长生殿连续一月殿门不开,偶有天妃患上小病也只是抓些药材。路过的仙娥忍不住议论:“都这么久了,青冥元君是死是活,怎么还没有动静?”
“小心你的嘴啊!”一旁的仙娥提醒道。
司命殿。
“你这几日怎的如此闲,尽往我司命殿跑?”薛慎伏在案上批折子,没抬头。
“她一整月都没有出长生殿,你不担心吗?”雨师把折扇拍在案上,薛慎的字恰好歪了一笔。
“啧,你有完没完?”薛慎皱眉,抬头看她。
“她可是你最好的朋友,你不着急?”雨师直言道。
“我着急又有何用处?别说着急,我甚至连司命殿都出不去,百年禁足哪里那么好解的。”薛慎把错批错的折子放在一边,拿了一张崭新的重新批。
“你是不是唆使妙华去南荒了?”雨师又问。
“什么叫唆使?我什么也没说,什么也没做。我就一个被禁足的人,又有多大能耐。”薛慎抬头,盯着雨师的眼,“雨师大人,说话可不能像你这样。”
“当下古芝一战尚未取胜,双方僵持不下,天帝也焦心。所有人都是一样的。”她低头,蘸取新砚的浓墨,往折子上写字。
“天下要大乱了,司命,到那时,你还会像这样沉静地坐在这司命殿中吗?”雨师拧眉。
她说罢,转身想走。
“天帝欲做之事,不是你我二人能够妄言的。你说,天帝不曾说过什么,九重天哪位不知天帝征讨古芝是为了什么?”司命一语既出,雨师足下顿住。

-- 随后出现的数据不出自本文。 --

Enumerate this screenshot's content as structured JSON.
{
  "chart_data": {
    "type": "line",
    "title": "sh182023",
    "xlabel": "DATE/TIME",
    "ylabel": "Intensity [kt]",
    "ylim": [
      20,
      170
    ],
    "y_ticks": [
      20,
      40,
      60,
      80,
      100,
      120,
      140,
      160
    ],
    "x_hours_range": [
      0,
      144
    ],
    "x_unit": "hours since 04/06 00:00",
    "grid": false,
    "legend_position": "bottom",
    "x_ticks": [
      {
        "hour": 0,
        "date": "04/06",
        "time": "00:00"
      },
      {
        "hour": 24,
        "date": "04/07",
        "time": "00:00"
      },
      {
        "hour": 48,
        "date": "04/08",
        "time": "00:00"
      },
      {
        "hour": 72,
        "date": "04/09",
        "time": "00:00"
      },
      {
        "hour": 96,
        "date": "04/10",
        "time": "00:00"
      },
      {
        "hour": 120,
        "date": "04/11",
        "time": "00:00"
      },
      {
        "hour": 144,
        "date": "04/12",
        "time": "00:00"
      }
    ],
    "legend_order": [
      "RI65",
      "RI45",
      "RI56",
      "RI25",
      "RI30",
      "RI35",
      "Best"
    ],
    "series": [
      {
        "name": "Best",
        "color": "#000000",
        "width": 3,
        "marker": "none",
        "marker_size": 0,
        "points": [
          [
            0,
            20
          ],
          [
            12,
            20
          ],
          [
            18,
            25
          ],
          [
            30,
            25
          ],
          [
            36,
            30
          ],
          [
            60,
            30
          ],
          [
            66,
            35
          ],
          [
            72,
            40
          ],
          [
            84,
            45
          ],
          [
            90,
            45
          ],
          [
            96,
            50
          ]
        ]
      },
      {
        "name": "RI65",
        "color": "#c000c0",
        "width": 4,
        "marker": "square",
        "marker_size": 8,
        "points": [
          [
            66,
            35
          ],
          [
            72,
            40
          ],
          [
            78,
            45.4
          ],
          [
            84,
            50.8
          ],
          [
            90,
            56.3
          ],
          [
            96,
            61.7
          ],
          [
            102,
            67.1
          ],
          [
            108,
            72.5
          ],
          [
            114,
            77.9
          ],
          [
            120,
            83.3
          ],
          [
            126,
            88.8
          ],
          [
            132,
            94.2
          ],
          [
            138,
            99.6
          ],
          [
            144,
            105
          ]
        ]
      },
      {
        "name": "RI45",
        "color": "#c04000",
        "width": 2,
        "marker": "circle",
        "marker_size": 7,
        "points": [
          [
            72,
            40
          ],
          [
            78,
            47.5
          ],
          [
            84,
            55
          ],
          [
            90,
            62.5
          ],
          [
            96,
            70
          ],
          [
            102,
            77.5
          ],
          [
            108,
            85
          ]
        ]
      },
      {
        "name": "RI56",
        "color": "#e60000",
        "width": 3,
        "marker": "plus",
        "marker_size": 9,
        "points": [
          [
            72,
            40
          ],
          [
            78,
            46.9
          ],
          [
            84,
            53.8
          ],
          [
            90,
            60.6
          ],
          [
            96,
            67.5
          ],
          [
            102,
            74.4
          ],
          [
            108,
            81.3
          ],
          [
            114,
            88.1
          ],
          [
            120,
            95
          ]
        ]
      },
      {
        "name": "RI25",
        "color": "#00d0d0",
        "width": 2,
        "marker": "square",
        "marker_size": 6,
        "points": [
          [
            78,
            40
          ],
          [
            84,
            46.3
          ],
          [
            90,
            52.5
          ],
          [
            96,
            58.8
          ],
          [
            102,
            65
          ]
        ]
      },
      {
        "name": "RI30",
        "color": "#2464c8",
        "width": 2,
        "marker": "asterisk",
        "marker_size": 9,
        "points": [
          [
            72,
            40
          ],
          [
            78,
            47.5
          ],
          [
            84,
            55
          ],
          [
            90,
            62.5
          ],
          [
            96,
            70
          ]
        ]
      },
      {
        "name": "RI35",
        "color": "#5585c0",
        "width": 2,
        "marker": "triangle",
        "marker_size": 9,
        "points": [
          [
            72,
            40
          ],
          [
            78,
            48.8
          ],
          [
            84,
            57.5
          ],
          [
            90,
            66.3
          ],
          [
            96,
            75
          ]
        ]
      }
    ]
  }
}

“净瘴青松幡,还有藏仪仙府那些征讨来的法器……”雨师动作一滞,“倘若时喧真的战死在这场战役……”
“那天帝也不会收手。”司命专注着手头上的事,似乎毫不关心其他,“为了天下苍生,谁又会怜惜一个武将的命?”
“我知道当年你那一战有怨。”雨师转身,“可按照时喧的性子,她如果能苏醒的话……”
“你也猜到了吧。倘若她苏醒,她会不顾一切回到南荒战场,就算付出性命,也会取回净瘴青松幡。”司命抬头与雨师对视,“我向来不喜干扰他人作出的决定,我也希望,你能和我一样。”
“雨师大人,雨师大人!”一个仙娥急匆匆进殿禀报,“长生殿来人说,青冥元君醒来就不见了!”
“你慢点说,别着急。”雨师弯腰扶仙娥站起身。
“青冥元君只留下一封信,信上说南荒一战尚未告捷,她不能先行回九重天,便……”仙娥说着,声音越来越小。
“此事可有传出?”雨师盯着仙娥的脸问。
仙娥不敢抬头,垂眸,两只手端端地握着,声音也带几分颤抖:“长生殿的人……已经传开了。”
“此事传开也无妨,反正九重天的各位迟早都要知道。”司命的声音在她雨师身后响起,声线淡淡的,“倒是你我,在如此关键时刻,最应该做的,是对时喧完全信任。”
“好……”雨师默了默,又继续道,“她走的时候,身上状况如何,伤可痊愈些吗?”
“回雨师大人,长生殿悉心看护的仙医说,这些时日青冥元君日夜用仙穹水浇灌,启用了百草司最上等的药,身体倒是恢复了大半。”仙娥颤颤巍巍地,生怕说错哪句就得挨罚。
“能逃得出长生殿的严密看守,想必身手敏捷得很。”司命的嘴角扬起淡淡的笑意,“雨师,你现在可以放一百个心。”